Fittening Your Eventer

Fittening Your Eventer

If you want to enter equestrian events with your horse then there is just one question you need to ask – are they ready?

Eventing HorseThe key to a fit and healthy eventer is a combination of rigorous training, healthy diet and regular visits to the vet. If you are planning on fittening your eventer then you will certainly want to consider the following:

Develop a training plan

There are many different approaches taken by professionals in getting their eventer to peak fitness. Any training programme must be customised to the needs of the horse but one thing is universally accepted; the horse should be brought to work gradually.

The main steps you should follow in your plan – no matter how long its duration – are:

  • Walking & Trotting

Walking and trotting are key skills for any event horse. You should start walking your horse half an hour on the first outing before building to a full hour over time. Remember to schedule a weekly rest day to prevent your horse from becoming overtired or sustaining an injury and to maintain good horse health.

  • Cantering

Once the walking and trotting period is completed, it is time to step things up a notch.
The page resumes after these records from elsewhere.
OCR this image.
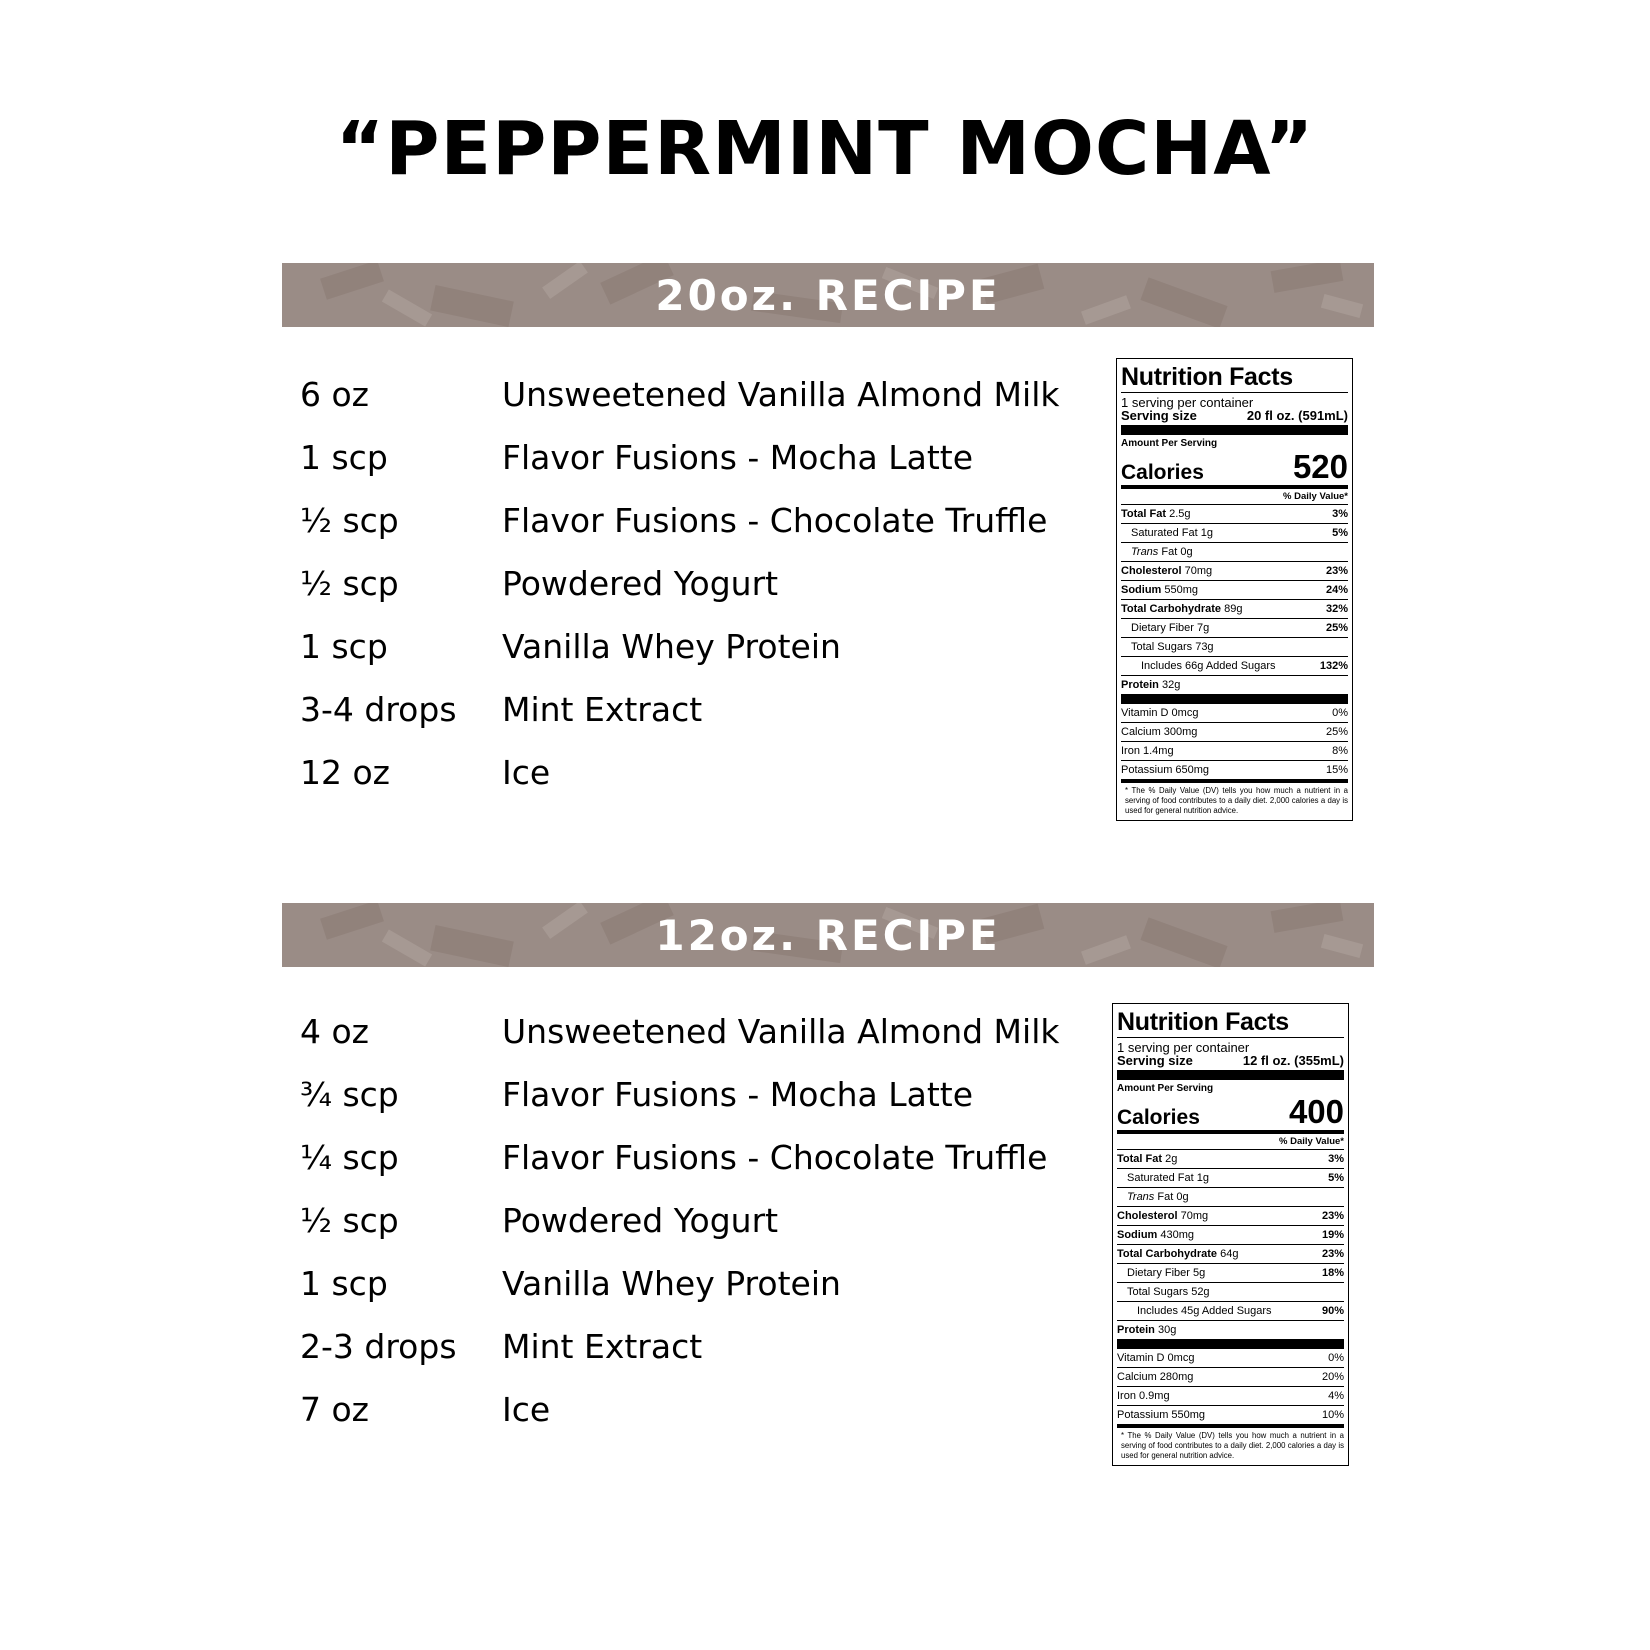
“PEPPERMINT MOCHA”
20oz. RECIPE
6 oz	Unsweetened Vanilla Almond Milk
1 scp	Flavor Fusions - Mocha Latte
½ scp	Flavor Fusions - Chocolate Truffle
½ scp	Powdered Yogurt
1 scp	Vanilla Whey Protein
3-4 drops	Mint Extract
12 oz	Ice
Nutrition Facts
1 serving per container
Serving size	20 fl oz. (591mL)
Amount Per Serving
Calories	520
% Daily Value*
Total Fat 2.5g	3%
Saturated Fat 1g	5%
Trans Fat 0g
Cholesterol 70mg	23%
Sodium 550mg	24%
Total Carbohydrate 89g	32%
Dietary Fiber 7g	25%
Total Sugars 73g
Includes 66g Added Sugars	132%
Protein 32g
Vitamin D 0mcg	0%
Calcium 300mg	25%
Iron 1.4mg	8%
Potassium 650mg	15%
* The % Daily Value (DV) tells you how much a nutrient in a serving of food contributes to a daily diet. 2,000 calories a day is used for general nutrition advice.
12oz. RECIPE
4 oz	Unsweetened Vanilla Almond Milk
¾ scp	Flavor Fusions - Mocha Latte
¼ scp	Flavor Fusions - Chocolate Truffle
½ scp	Powdered Yogurt
1 scp	Vanilla Whey Protein
2-3 drops	Mint Extract
7 oz	Ice
Nutrition Facts
1 serving per container
Serving size	12 fl oz. (355mL)
Amount Per Serving
Calories	400
% Daily Value*
Total Fat 2g	3%
Saturated Fat 1g	5%
Trans Fat 0g
Cholesterol 70mg	23%
Sodium 430mg	19%
Total Carbohydrate 64g	23%
Dietary Fiber 5g	18%
Total Sugars 52g
Includes 45g Added Sugars	90%
Protein 30g
Vitamin D 0mcg	0%
Calcium 280mg	20%
Iron 0.9mg	4%
Potassium 550mg	10%
* The % Daily Value (DV) tells you how much a nutrient in a serving of food contributes to a daily diet. 2,000 calories a day is used for general nutrition advice.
You should progress onto canter work when your horse is ready to help develop suppleness. You can then introduce flatwork and begin training on small jumps; there is no need to push your horse at this stage so keep the jumps at a comfortable height depending on the horses ability.

  • Jumping

Progressively increase the size of jumps to get your horse more comfortable. Once your horse has achieved a relatively good standard in this area you are ready for small scale competitions which are vital for building confidence and strengthening ability.

True fitness is not reached until the horse has put its training into practice and this experience combined with a gradually intensifying training programme will mean your horse will be fit and ready for the main event.

Scales of training

You may have heard this term before in regards to dressage but the Scales of Training are equally effective when applied to any discipline. Commonly depicted as a pyramid, the basic concept is based on six stages of progression designed to hone your horse into a well-rounded eventer ensuring physical development through progressive conditioning.

Each level must be fully mastered before advancing to the next as each skill builds on the previous one:

1.    Relaxation
The relaxation level is an important primary level that must be completed in order to progress. This level refers to both the physical and mental relaxation of a horse, so that it can work with looseness.

2.    Rhythm
Rhythm refers to the regularity of each step a horse takes. Rhythm needs to be maintained for the duration of a routine including transitions, turns and straight lines. It is important not to confuse rhythm with tempo which refers to the speed of a rhythm which can be correct, too fast or too slow, whereas a rhythm can only be regular or irregular.

3.    Contact
Contact is the connection between the riders hand and the horse’s mouth. If the contact is correct it allows the horse and rider to find their balance and rhythm in each of the horse’s steps.

4.    Impulsion
Impulsion describes the energy created in a horse’s hind legs that is transferred into the forward movement. Impulsion is achieved through training and is also known as ‘contained energy’.

5.    Straightness
Straightness in needed so that a horse’s weight is distributed evenly when riding. To achieve straightness a horse’s forehand is in line with its hindquarters, this can be either a straight line or curve.

6.    Collection
Collection is needed to lighten the forehand and raise the neck of a horse. Collection training aims to increase the carrying capacity of the hindquarters of a horse.

However, it is not a strict framework and riders will often take a step down should the horse require further training on a lower level. In fact, refreshing the basic stages is crucial even for a horse working at an advanced level.

Design a feeding plan

Just as overall training plans are individual to the horse, so too are feeding plans. While some horses will need a high fibre, low energy diet others may need a high energy diet. The case is always unique to the horse and you should consult with vets or equine nutritionist to make sure you have the right horse feed to fulfil your horse’s needs.

During training, your horse will continually build and repair muscle tissue and this means they must get the right nutrients. Setting a strict diet plan can ensure this happens but you can also get supplements to help.

Regular check-ups by a veterinarian can also ensure your horse is a healthy weight and is getting everything they need from the food. With the correct fittening plan your horse will perform to its full potential!